As is often the case, the discrepancy results from the timing of bond market movement over the past few days.  Bonds weakened yesterday and rates logically moved higher.  The catch is that bonds continued to weaken after most lenders set mortgage rates for the day.  The move was big enough that today’s bond market recovery wasn’t quite enough to get bonds back to the better levels seen yesterday morning, thus leaving a small but logical gap between today’s and yesterday’s mortgage rates.  

Loan Originator Perspective

I’m still locking loans closing within 30 days.  There’s no discernible trend, so time to play defense. –Ted Rood, Senior Originator

Clients and I continue to favor locking when within 30 days of closing. At this time, i just don’t see much benefit with floating. There is more to risk than to gain. Until “something” happens to send rates one way or another, i will continue to lock. –Victor Burek, Churchill Mortgage

Today’s Most Prevalent Rates

  • 30YR FIXED – 4.375%
  • FHA/VA – 4.0%
  • 15 YEAR FIXED – 4.00% 
  • 5 YEAR ARMS –  3.875-4.25% depending on the lender


Ongoing Lock/Float Considerations
 

  • Early 2019 saw a rapid reevaluation of big-picture trends in rates and in markets in general

  • The Federal Reserve has been a key player, and while they aren’t the ones pulling the global economic strings, their response to the economy has helped rates fall more quickly than they otherwise might.

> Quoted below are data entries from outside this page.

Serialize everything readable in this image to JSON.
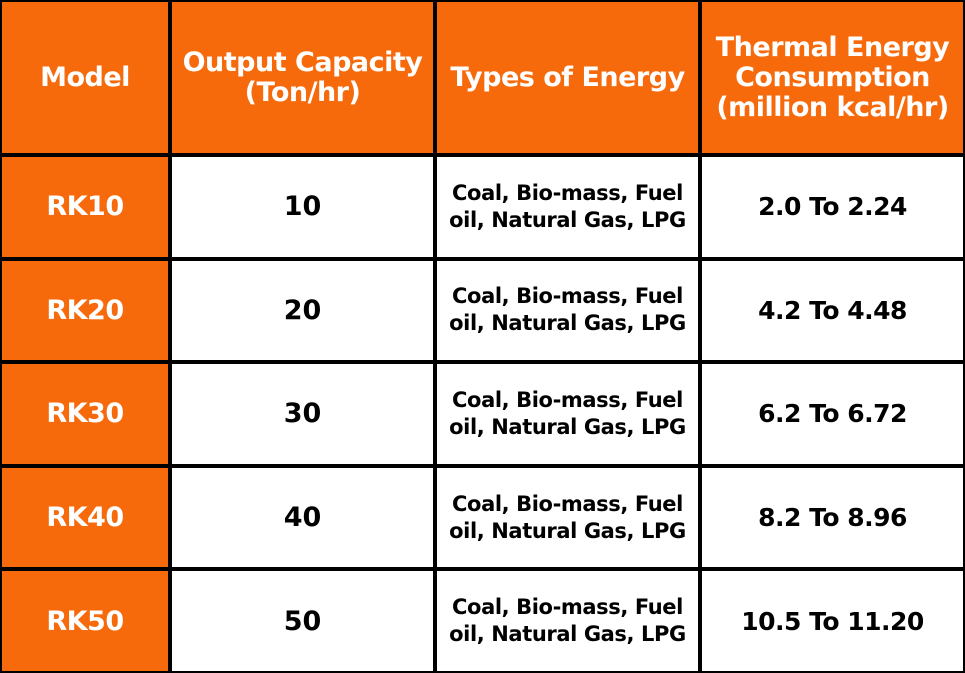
{
  "colors": {
    "accent": "#f76a0c",
    "grid": "#000000",
    "cell_background": "#ffffff",
    "header_text": "#ffffff",
    "body_text": "#000000"
  },
  "table": {
    "headers": [
      "Model",
      "Output Capacity (Ton/hr)",
      "Types of Energy",
      "Thermal Energy Consumption (million kcal/hr)"
    ],
    "rows": [
      {
        "model": "RK10",
        "capacity": "10",
        "energy_types": "Coal, Bio-mass, Fuel oil, Natural Gas, LPG",
        "thermal": "2.0 To 2.24"
      },
      {
        "model": "RK20",
        "capacity": "20",
        "energy_types": "Coal, Bio-mass, Fuel oil, Natural Gas, LPG",
        "thermal": "4.2 To 4.48"
      },
      {
        "model": "RK30",
        "capacity": "30",
        "energy_types": "Coal, Bio-mass, Fuel oil, Natural Gas, LPG",
        "thermal": "6.2 To 6.72"
      },
      {
        "model": "RK40",
        "capacity": "40",
        "energy_types": "Coal, Bio-mass, Fuel oil, Natural Gas, LPG",
        "thermal": "8.2 To 8.96"
      },
      {
        "model": "RK50",
        "capacity": "50",
        "energy_types": "Coal, Bio-mass, Fuel oil, Natural Gas, LPG",
        "thermal": "10.5 To 11.20"
      }
    ]
  }
}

  • Based on the Fed’s laundry list of concerns, their current outlook for rate hikes and economic growth, and their bond-buying policy shifts, we’ve all but certainly seen the highest rates of this economic cycle in late 2018.  
  • Rates discussed refer to the most frequently-quoted, conforming, conventional 30yr fixed rate for top tier borrowers among average to well-priced lenders.  The rates generally assume little-to-no origination or discount except as noted when applicable.  Rates appearing on this page are “effective rates” that take day-to-day changes in upfront costs into consideration.